Hold the front page. Tunisian man (28) who married wheelchair-bound pensioner (64) on their second meeting, might have had an ulterior motive.

Words fail me. The start of the piece:

A wheelchair-bound pensioner who married a Tunisian toyboy 36 years her junior has spoken of her heartbreak after he left her after just a fortnight of married life in Britain.

Patricia Hancocks, 64, met Mondher Mezni, when he was 26 on an online dating website and believed at last she had met ‘the One’ – but now fears he ‘only married me for a visa’.

The couple enjoyed a whirlwind romance and got engaged after just 19 days together, on Ms Hancocks’ second holiday to Tunisia to visit her toyboy.

 

Ms Hancocks has claimed that her husband, 36 years her junior, may have only married her for the visa she helped him secure

They married in north Africa in November 2012 in a lavish ceremony, which included the ceremonial slaughter of a sheep, and she paid for it by living on toast and butter.

After a brief honeymoon they spent eight months apart while the twice-married retired cleaner secured him a visa.

Mr Mezni, now 29, moved to her home in Leicester where he stayed at home to cook, clean and care for his new wife before he suddenly fled a fortnight later.

Being human, I guess we could all be victims of scams like this.

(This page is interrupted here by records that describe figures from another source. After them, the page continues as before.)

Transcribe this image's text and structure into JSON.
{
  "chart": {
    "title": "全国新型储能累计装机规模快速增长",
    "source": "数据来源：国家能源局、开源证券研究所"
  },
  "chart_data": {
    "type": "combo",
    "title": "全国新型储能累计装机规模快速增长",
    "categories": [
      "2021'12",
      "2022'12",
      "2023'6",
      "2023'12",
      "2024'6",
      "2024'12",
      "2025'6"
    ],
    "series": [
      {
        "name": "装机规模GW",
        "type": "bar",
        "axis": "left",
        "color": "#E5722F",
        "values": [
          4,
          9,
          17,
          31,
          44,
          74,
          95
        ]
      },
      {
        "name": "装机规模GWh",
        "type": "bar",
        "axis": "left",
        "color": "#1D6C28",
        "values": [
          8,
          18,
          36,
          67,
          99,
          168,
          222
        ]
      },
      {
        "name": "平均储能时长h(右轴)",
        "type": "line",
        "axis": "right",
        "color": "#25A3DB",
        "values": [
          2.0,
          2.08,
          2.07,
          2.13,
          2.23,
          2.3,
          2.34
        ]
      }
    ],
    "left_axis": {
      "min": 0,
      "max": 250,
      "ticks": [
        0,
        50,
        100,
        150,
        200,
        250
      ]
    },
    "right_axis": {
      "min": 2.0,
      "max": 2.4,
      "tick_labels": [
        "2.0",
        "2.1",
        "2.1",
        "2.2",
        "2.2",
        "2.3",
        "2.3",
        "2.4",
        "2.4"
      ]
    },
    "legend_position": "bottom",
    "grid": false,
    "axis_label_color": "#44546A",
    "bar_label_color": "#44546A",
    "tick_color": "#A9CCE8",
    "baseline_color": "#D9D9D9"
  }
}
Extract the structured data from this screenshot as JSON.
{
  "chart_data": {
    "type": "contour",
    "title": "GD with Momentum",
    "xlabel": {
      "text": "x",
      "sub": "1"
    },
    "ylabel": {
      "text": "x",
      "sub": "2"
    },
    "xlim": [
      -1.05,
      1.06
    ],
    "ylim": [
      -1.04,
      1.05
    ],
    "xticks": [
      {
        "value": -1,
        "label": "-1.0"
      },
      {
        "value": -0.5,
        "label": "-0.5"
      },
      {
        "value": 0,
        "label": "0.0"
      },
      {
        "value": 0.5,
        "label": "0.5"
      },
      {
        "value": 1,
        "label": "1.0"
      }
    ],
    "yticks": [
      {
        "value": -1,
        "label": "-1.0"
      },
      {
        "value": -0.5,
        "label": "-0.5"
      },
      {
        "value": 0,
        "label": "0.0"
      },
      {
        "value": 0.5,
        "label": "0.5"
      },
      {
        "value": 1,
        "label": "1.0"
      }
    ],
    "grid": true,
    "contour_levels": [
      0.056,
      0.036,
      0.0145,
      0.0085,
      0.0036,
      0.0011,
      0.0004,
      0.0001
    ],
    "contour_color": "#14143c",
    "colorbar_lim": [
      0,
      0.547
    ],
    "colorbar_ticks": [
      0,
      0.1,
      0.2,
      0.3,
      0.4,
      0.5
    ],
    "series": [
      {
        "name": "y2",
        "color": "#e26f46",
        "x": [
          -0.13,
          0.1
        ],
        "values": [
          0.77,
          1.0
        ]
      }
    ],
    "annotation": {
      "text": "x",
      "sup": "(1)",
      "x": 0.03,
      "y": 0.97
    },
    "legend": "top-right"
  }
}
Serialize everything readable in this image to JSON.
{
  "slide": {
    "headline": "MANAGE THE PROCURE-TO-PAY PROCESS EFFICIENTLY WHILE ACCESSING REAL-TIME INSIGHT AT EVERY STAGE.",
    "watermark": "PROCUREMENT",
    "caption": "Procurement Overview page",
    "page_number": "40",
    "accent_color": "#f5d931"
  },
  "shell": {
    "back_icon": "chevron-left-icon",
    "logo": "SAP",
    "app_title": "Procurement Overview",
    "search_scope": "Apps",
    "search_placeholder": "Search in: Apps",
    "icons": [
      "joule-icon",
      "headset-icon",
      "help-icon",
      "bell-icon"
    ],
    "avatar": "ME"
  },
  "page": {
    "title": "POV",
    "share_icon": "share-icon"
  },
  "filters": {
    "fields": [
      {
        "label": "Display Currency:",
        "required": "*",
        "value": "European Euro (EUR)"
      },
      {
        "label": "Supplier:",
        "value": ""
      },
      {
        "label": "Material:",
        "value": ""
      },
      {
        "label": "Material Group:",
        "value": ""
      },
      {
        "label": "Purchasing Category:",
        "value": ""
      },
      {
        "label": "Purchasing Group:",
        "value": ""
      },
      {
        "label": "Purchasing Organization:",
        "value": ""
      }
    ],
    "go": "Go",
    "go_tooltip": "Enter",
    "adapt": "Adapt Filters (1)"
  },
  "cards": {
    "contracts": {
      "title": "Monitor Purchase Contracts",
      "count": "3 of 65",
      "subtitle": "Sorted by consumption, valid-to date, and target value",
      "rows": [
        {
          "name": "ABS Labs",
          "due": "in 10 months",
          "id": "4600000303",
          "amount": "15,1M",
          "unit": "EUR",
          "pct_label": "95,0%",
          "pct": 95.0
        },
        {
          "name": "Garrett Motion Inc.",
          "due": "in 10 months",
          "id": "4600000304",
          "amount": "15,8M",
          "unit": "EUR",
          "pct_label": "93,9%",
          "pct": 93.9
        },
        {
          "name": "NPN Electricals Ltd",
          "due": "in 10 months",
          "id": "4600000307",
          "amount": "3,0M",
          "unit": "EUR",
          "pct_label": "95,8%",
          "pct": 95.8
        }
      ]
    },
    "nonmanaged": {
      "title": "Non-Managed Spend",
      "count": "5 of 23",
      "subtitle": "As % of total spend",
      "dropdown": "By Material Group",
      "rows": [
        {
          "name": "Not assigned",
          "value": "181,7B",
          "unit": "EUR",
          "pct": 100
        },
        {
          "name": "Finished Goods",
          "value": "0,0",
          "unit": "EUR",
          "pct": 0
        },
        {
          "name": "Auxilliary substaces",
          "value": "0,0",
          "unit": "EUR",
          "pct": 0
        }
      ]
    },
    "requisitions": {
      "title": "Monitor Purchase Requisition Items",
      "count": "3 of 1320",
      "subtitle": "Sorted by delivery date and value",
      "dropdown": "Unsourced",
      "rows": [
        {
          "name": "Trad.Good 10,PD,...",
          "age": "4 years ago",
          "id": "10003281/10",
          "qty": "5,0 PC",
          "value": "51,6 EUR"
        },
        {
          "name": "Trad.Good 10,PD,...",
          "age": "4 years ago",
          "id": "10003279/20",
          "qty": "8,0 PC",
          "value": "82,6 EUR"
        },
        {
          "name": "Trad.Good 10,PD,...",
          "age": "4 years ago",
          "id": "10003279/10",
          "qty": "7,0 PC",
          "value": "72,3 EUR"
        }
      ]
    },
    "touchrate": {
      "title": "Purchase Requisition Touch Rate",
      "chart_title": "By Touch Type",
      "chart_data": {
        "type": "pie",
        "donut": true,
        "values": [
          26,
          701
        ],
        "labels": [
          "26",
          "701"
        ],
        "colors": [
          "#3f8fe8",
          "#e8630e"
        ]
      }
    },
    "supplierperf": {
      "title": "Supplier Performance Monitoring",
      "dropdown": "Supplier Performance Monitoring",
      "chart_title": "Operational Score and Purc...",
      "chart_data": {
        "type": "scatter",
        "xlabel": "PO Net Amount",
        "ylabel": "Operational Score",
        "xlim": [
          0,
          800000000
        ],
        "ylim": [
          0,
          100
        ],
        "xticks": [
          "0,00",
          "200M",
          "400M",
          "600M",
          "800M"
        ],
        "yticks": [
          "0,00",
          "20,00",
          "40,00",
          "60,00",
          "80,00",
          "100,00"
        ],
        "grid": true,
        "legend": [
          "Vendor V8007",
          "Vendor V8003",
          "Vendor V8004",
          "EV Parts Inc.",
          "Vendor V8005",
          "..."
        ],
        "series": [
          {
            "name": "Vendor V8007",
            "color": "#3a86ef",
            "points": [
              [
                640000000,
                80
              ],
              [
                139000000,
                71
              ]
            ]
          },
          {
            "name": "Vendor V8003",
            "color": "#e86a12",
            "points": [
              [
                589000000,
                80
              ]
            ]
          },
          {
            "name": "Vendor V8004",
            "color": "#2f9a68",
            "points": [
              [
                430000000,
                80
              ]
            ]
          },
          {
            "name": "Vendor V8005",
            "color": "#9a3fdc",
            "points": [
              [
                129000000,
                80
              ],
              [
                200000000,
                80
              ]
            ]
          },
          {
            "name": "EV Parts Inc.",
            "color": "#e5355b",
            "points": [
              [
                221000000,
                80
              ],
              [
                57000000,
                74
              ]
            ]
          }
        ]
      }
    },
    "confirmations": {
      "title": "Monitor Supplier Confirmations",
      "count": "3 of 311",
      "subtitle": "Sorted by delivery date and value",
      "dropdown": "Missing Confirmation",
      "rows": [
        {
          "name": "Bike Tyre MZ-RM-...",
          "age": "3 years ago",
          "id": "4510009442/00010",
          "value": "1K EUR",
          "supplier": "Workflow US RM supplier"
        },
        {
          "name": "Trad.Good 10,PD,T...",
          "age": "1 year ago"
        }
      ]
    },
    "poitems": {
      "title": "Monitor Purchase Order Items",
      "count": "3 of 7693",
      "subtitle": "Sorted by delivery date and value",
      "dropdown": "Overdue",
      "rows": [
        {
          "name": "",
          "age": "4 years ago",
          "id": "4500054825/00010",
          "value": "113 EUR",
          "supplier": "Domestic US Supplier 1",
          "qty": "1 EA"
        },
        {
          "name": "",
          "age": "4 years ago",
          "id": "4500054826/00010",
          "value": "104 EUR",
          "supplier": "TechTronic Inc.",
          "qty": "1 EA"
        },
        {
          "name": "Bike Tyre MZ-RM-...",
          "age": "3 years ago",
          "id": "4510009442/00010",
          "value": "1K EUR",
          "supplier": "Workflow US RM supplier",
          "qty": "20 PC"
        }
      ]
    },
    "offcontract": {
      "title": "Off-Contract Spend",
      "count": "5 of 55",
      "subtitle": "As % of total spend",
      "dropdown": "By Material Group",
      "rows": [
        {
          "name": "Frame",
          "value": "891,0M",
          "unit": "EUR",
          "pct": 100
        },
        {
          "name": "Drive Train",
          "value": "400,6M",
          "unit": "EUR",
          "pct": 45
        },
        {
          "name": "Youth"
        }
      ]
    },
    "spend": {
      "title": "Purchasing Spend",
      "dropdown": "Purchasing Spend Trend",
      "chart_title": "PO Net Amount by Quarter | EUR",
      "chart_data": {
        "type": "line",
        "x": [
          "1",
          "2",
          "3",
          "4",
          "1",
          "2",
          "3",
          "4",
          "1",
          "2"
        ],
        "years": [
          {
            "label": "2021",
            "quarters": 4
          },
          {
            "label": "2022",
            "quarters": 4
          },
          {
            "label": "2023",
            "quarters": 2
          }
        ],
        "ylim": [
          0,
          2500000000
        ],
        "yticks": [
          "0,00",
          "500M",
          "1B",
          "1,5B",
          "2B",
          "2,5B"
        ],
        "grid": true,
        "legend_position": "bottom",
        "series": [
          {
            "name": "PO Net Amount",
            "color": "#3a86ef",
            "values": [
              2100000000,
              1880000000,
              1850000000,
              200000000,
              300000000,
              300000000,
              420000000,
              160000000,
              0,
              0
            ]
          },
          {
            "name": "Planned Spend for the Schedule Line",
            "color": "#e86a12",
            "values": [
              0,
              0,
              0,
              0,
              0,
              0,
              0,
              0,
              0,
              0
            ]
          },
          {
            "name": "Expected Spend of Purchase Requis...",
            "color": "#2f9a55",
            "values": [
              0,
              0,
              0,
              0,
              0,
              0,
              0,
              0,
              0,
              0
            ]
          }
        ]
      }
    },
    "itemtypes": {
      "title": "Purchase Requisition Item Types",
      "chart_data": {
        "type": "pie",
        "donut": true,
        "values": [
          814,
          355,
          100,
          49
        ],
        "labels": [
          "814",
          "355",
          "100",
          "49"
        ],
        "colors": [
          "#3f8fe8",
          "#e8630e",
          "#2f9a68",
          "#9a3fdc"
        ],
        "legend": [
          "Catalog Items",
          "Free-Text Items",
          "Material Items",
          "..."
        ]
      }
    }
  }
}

The next time a 20-something lingerie model starts chatting me up in my local JD Wetherspoon public house, The Pilgrim’s Progress in Bedford – outstanding real ale at £2.29 per pint, 10% discount on Mondays – I shall be on my guard.

 

8 thoughts on “Hold the front page. Tunisian man (28) who married wheelchair-bound pensioner (64) on their second meeting, might have had an ulterior motive.

  1. Hahaha,
    you might get a pleasurable fortnight with said gorgeous, lingerie model skipping around your house waving a feather duster, cleaning, cooking and looking after you out of it – well until she finds out you’re a man who has NO interest whatsoever in marriage.
    Are there many gorgeous lingerie models hanging around Bedford ?

    Like

    • Thanks. Two weeks? Sounds perfect. You can’t walk around in Bedford without bumping into 20-something gorgeous lingerie models, mostly East Europeans.

      Like

  2. I think you SHOULD be on your guard Mike.

    After too many at £2.29 (10% discount on Mondays or not), you might just THINK you’re talking to a 20 something lingerie model…

    Like

  3. Er…..when there is this great a difference in age, there is usually also a great difference in wealth. However, what he saw in her can be summed up in two words.
    British Passport.

    Like

  4. She paid for the ‘lavish’ wedding by living on toast and butter. Now we know what happened to the EU ‘Butter Mountain’ that we used to hear about.

    Like

  5. After a brief honeymoon they spent eight months apart while the twice-married retired cleaner secured him a visa.

    Twice married … and twice divorced? Retired? Two holidays in Tunisia? Who paid for those I wonder.